Betsie, the project leader, is the senior systems librarian of the public library consortium of the City of Durban. She cracks the whip and sees that the programme’s vision is never compromised. Co-ordinating every aspect of the programme, all roads to Rome lead through her, no kidding. But she also gets to choose the new projects and gets to meet wonderfully interesting people, what fun that is.
Niall is our digital manager and web editor. Often he finds himself in a much extended support role, helping in all manner with copywriting and audiovisual media support. A true handyman he is when damage control has to be done, whether on equipment or the web – a real Mr Fixit. His constant stream of bright new ideas helps to keep the programme rolling along.
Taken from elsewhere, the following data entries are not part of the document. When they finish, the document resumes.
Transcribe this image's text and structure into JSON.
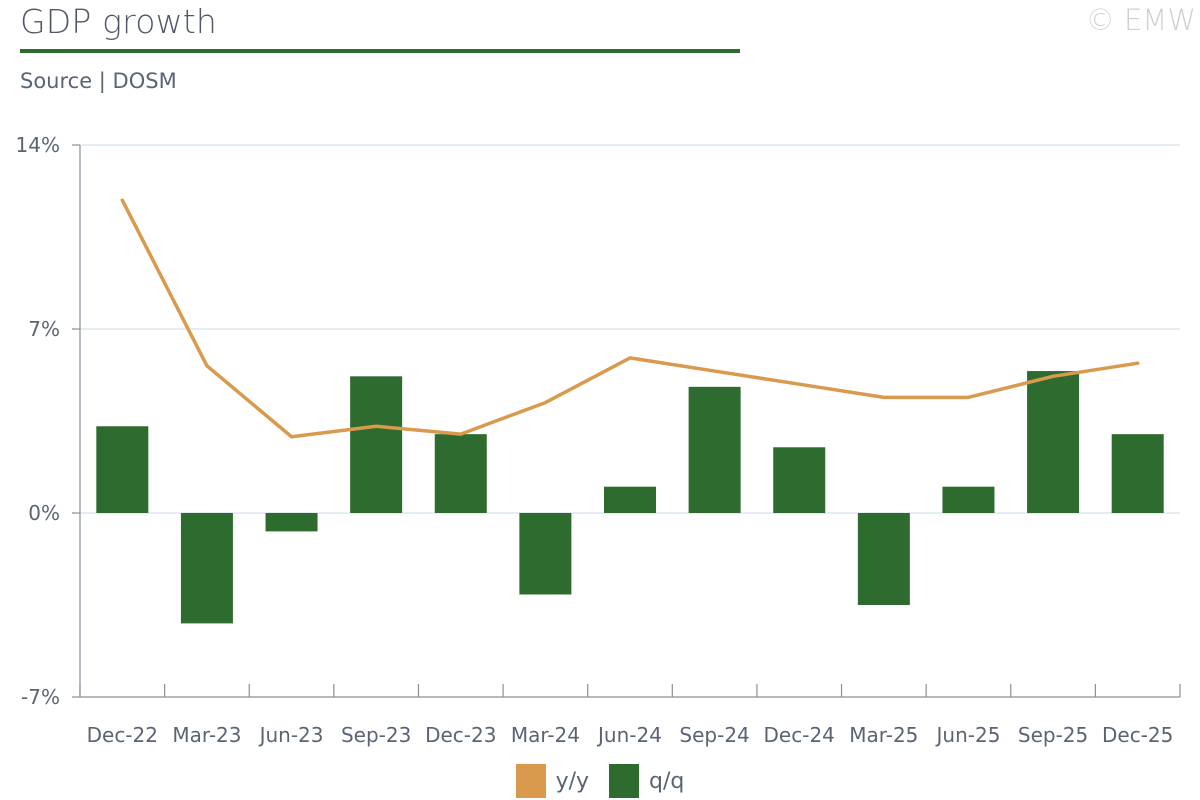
{
  "header": {
    "title": "GDP growth",
    "source": "Source | DOSM",
    "copyright": "© EMW"
  },
  "colors": {
    "yy": "#d99a4e",
    "qq": "#2e6b2e",
    "rule": "#2e6b2e"
  },
  "chart_data": {
    "type": "bar",
    "categories": [
      "Dec-22",
      "Mar-23",
      "Jun-23",
      "Sep-23",
      "Dec-23",
      "Mar-24",
      "Jun-24",
      "Sep-24",
      "Dec-24",
      "Mar-25",
      "Jun-25",
      "Sep-25",
      "Dec-25"
    ],
    "series": [
      {
        "name": "y/y",
        "type": "line",
        "color": "#d99a4e",
        "values": [
          11.9,
          5.6,
          2.9,
          3.3,
          3.0,
          4.2,
          5.9,
          5.4,
          4.9,
          4.4,
          4.4,
          5.2,
          5.7
        ]
      },
      {
        "name": "q/q",
        "type": "bar",
        "color": "#2e6b2e",
        "values": [
          3.3,
          -4.2,
          -0.7,
          5.2,
          3.0,
          -3.1,
          1.0,
          4.8,
          2.5,
          -3.5,
          1.0,
          5.4,
          3.0
        ]
      }
    ],
    "ylim": [
      -7,
      14
    ],
    "yticks": [
      -7,
      0,
      7,
      14
    ],
    "ytick_labels": [
      "-7%",
      "0%",
      "7%",
      "14%"
    ],
    "grid": true,
    "legend": "bottom-center",
    "xlabel": "",
    "ylabel": ""
  }
}
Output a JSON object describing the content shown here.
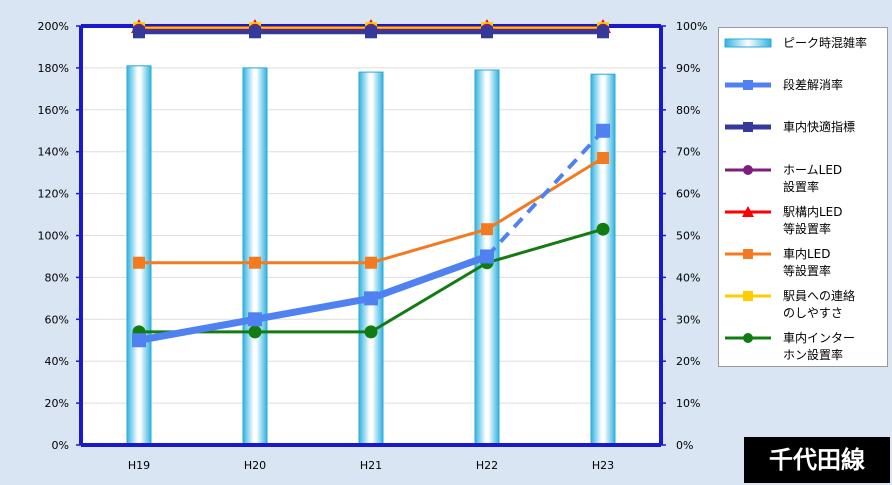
{
  "chart_data": {
    "type": "bar",
    "categories": [
      "H19",
      "H20",
      "H21",
      "H22",
      "H23"
    ],
    "y_left": {
      "ylim": [
        0,
        200
      ],
      "ticks": [
        "0%",
        "20%",
        "40%",
        "60%",
        "80%",
        "100%",
        "120%",
        "140%",
        "160%",
        "180%",
        "200%"
      ]
    },
    "y_right": {
      "ylim": [
        0,
        100
      ],
      "ticks": [
        "0%",
        "10%",
        "20%",
        "30%",
        "40%",
        "50%",
        "60%",
        "70%",
        "80%",
        "90%",
        "100%"
      ]
    },
    "series": [
      {
        "name": "ピーク時混雑率",
        "type": "bar",
        "axis": "left",
        "color": "#4fc3e8",
        "values": [
          181,
          180,
          178,
          179,
          177
        ]
      },
      {
        "name": "段差解消率",
        "type": "line",
        "axis": "right",
        "color": "#4f81f0",
        "marker": "square",
        "values": [
          25,
          30,
          35,
          45,
          75
        ]
      },
      {
        "name": "車内快適指標",
        "type": "line",
        "axis": "right",
        "color": "#333a99",
        "marker": "square",
        "values": [
          98.5,
          98.5,
          98.5,
          98.5,
          98.5
        ]
      },
      {
        "name": "ホームLED\n設置率",
        "type": "line",
        "axis": "right",
        "color": "#7b1f7b",
        "marker": "circle",
        "values": [
          99,
          99,
          99,
          99,
          99
        ]
      },
      {
        "name": "駅構内LED\n等設置率",
        "type": "line",
        "axis": "right",
        "color": "#ff0000",
        "marker": "triangle",
        "values": [
          99.5,
          99.5,
          99.5,
          99.5,
          99.5
        ]
      },
      {
        "name": "車内LED\n等設置率",
        "type": "line",
        "axis": "right",
        "color": "#f47a20",
        "marker": "square",
        "values": [
          43.5,
          43.5,
          43.5,
          51.5,
          68.5
        ]
      },
      {
        "name": "駅員への連絡\nのしやすさ",
        "type": "line",
        "axis": "right",
        "color": "#ffcc00",
        "marker": "square",
        "values": [
          99.5,
          99.5,
          99.5,
          99.5,
          99.5
        ]
      },
      {
        "name": "車内インター\nホン設置率",
        "type": "line",
        "axis": "right",
        "color": "#127c12",
        "marker": "circle",
        "values": [
          27,
          27,
          27,
          43.5,
          51.5
        ]
      }
    ],
    "legend_position": "right"
  },
  "badge": {
    "label": "千代田線"
  }
}
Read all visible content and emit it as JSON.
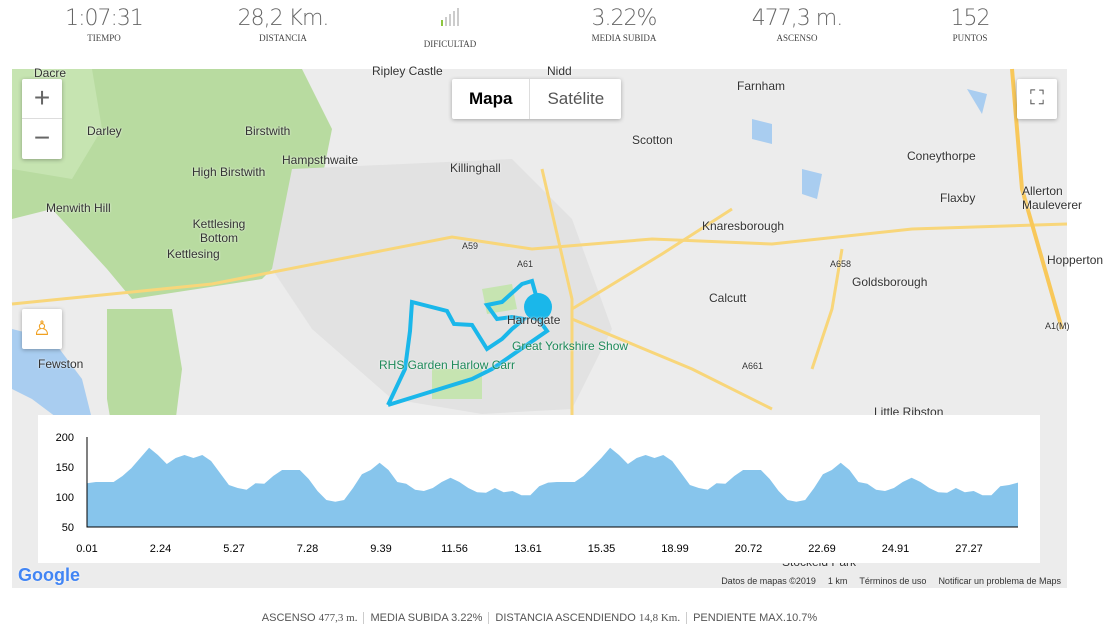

Mabusi is our content-manager. Working in the NGO sector, she has developed a wealth of online and research skills and uses these to improve the articles in our Community Memory. Mabusi has quickly become a dab hand at MediaWiki and provides technical support to our volunteer field-workers.
The fieldworkers, who are one of the most important cogs in this machine, come from all over the place, that is, within the boundaries of the eThekwini Metroplitan area. They collect the stories and all those juicy bits that make the website so unique and interesting; they also get to post them online themselves. Coming mostly from the peri-urban and rural environments surrounding the city, some of them travel up to sixty kilometers over difficult terrain to get to the programme office, what sacrifice that is for volunteer work. They are our eyes and our ears in the local community and they bring a wealth of talents and community knowledge to the programme; dedication is the name of this game.
And then we get to the back room boys: the editorial and administrative assistants. We keep them hidden because if someone else sees how useful they are they will surely be headhunted or just hijacked. They keep the work in progress, in the true sense; no day goes by without their indispensable input to produce an attractive product.